The announcement has caused controversy, with some critics accusing Altman of creating a “surveillance state” and others dubbing the technology “endlessly dystopian.”
The concept behind IDscan is simple enough. The system uses machine learning algorithms to scan people’s irises and create a unique digital ID that is stored on the blockchain. This allows people to easily verify their identity without needing to carry traditional forms of identification, such as a passport or driver’s license.
However, the system has raised concerns about privacy and security. The use of blockchain technology to store identification data has been criticized as potentially creating a “honeypot” for hackers. Additionally, some have raised concerns about the accuracy of the machine learning algorithms used in the system.
Altman has addressed these concerns in a statement, saying that IDscan uses “cutting-edge” machine learning algorithms that have been extensively tested and verified for accuracy. He also said that the use of blockchain technology provides “unprecedented levels of security and privacy” by making it more difficult for hackers to gain access to the data.
Despite these assurances, the announcement has caused concern among privacy advocates and civil liberties groups. The idea of scanning people’s eyes and storing their identification data on a blockchain has been compared to the dystopian worlds portrayed in films such as Minority Report and 1984.
In response to these concerns, Altman has said that the technology will be used only for “legitimate purposes” and will be subject to strict regulation. He also said that the system will be tested extensively before it is rolled out to the public.
Despite the controversy, there are some who believe that IDscan could provide significant benefits.

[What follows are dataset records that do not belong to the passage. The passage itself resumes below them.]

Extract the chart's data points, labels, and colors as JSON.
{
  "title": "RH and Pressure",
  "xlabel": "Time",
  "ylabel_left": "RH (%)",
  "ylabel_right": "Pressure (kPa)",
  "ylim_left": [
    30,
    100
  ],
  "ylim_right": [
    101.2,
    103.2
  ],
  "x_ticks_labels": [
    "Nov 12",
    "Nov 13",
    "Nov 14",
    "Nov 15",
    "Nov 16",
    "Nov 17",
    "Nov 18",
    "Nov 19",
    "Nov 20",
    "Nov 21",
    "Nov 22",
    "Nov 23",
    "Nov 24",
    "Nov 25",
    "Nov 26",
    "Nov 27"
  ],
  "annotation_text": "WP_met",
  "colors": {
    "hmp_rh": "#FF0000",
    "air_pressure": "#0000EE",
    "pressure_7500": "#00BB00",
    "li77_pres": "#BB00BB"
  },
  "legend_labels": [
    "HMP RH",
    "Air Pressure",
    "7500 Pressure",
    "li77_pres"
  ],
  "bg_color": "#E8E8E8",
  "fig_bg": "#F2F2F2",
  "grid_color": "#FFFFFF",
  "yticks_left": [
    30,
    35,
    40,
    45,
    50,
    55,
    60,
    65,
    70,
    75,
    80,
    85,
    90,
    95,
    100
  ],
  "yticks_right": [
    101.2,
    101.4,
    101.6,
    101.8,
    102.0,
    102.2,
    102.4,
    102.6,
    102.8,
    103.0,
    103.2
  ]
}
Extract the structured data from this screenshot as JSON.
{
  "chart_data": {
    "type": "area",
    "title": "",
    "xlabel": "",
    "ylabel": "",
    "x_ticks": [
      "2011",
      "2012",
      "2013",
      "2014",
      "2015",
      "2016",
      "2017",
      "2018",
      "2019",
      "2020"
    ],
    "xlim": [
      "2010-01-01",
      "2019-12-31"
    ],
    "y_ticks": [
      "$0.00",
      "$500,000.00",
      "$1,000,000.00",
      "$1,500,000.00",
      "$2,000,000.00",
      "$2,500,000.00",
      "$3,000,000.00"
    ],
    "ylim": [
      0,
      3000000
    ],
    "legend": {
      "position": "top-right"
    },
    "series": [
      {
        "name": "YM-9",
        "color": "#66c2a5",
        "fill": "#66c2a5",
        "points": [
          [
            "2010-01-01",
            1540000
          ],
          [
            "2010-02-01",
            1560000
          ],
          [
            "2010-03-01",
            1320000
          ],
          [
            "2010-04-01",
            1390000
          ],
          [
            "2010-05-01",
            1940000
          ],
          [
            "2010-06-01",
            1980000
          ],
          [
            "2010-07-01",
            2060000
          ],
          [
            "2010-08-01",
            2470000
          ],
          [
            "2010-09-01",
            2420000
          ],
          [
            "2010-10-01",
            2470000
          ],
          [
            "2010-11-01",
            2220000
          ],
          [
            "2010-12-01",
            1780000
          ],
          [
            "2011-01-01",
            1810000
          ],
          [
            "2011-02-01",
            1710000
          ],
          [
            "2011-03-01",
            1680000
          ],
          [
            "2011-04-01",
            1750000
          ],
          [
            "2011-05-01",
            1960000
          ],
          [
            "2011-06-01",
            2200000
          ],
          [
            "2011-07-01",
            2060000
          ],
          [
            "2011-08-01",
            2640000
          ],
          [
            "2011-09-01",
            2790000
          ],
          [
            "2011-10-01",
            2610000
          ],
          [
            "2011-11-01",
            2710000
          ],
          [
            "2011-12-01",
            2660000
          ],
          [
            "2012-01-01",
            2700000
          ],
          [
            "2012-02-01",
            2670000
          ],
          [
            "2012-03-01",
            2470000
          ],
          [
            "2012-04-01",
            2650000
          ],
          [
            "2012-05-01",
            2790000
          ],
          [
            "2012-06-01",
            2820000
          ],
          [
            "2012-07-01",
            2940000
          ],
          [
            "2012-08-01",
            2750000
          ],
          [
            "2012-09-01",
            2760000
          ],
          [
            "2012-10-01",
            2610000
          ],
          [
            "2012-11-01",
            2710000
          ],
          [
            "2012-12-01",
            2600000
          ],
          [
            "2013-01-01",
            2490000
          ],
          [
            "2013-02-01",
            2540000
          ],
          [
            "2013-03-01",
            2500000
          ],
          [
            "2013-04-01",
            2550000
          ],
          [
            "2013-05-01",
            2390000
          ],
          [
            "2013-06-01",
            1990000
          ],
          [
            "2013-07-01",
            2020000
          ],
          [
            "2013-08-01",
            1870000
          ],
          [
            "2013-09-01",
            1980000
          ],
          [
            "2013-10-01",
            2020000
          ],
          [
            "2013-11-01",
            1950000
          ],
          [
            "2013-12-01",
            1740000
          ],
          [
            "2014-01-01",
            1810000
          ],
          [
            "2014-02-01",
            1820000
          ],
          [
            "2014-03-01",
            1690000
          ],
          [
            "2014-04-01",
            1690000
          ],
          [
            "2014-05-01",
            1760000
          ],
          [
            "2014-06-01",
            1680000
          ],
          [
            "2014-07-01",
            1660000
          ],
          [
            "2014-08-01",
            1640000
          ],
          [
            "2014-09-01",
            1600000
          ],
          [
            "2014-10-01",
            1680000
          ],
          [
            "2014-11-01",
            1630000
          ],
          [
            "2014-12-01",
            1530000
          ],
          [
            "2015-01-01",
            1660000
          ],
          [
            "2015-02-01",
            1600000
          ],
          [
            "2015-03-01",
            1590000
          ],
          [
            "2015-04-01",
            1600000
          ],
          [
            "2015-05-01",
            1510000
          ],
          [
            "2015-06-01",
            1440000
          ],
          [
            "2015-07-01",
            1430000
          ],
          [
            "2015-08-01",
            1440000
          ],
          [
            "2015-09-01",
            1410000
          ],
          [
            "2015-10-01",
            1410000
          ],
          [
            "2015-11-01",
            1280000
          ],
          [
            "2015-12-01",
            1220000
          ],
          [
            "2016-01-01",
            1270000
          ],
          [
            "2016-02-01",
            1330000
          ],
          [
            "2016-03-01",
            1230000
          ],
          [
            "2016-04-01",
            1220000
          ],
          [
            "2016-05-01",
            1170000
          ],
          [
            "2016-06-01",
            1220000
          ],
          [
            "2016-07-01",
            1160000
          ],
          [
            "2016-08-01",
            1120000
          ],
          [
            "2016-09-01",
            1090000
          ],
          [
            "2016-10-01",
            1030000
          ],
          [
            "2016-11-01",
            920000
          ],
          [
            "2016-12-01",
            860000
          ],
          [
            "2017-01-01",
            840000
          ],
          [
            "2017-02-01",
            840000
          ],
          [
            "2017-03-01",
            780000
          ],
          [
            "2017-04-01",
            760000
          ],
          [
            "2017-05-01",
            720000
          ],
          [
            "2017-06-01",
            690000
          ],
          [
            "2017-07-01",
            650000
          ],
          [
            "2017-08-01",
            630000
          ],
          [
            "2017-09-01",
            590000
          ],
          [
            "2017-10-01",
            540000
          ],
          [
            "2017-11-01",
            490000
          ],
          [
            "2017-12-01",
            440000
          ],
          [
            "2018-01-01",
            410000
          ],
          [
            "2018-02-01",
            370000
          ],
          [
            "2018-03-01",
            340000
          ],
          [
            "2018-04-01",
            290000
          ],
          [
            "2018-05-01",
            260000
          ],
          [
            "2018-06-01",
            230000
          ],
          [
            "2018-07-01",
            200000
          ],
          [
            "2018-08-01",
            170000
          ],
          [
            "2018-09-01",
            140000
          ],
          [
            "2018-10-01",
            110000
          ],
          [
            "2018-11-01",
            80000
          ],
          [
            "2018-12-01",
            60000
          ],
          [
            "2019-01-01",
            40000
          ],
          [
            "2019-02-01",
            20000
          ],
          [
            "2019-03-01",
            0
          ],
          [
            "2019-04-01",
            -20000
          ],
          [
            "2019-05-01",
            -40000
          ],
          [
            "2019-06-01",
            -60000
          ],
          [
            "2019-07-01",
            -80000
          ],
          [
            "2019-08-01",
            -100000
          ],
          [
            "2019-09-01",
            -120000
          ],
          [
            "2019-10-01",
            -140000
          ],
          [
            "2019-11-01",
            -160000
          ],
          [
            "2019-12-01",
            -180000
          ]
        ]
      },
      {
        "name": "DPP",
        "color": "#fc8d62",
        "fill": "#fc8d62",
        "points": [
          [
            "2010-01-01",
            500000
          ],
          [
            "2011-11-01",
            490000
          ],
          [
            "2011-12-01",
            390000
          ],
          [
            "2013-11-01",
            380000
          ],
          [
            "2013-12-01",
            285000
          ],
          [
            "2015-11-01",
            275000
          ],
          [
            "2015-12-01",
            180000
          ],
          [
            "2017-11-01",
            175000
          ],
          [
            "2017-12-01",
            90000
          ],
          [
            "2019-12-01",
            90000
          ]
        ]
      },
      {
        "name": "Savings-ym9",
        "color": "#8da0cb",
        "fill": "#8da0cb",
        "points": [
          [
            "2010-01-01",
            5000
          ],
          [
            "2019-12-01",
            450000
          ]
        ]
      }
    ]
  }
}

The system could potentially make it easier for people to access services and prove their identity, particularly in countries where traditional forms of identification are not widely available.
Additionally, the use of blockchain technology could provide greater security and privacy by making it more difficult for identity theft and fraud to occur.
Ultimately, the success of IDscan will depend on how it is received by the public and how well it is able to address concerns about privacy and security. If Altman is able to address these concerns and build trust in the technology, it could potentially revolutionize the way we think about identity verification.
Worldcoin’s “Orb” is a device that uses iris biometrics to verify a person’s unique identity for the Worldcoin crypto coin project. Co-founded by OpenAI CEO Sam Altman, Worldcoin aims to become the world’s largest and most inclusive identity and financial network through its World ID system and token. To obtain a World ID, a person can visit a physical location and use the Orb to verify their personhood. Worldcoin’s World app can be accessed without signing up for a World ID, but signed-up members receive free tokens and currency. Currently in beta, Worldcoin’s tokens are not intended for people in the US or other restricted territories. However, the Orb hardware will be available in certain US cities from May through July. Various investors, including Blockchain
Capital and Andreessen Horowitz’s crypto fund, have provided $115 million in Series C funding for Worldcoin. Some concerns have emerged regarding the security of the Orb and World ID, including a recent “black market” for Worldcoin credentials in China and compromised personal devices of Worldcoin operators. However, Worldcoin has stated that it does not sell or compromise users’ personal data and that its system enables a new privacy-preserving primitive for the internet.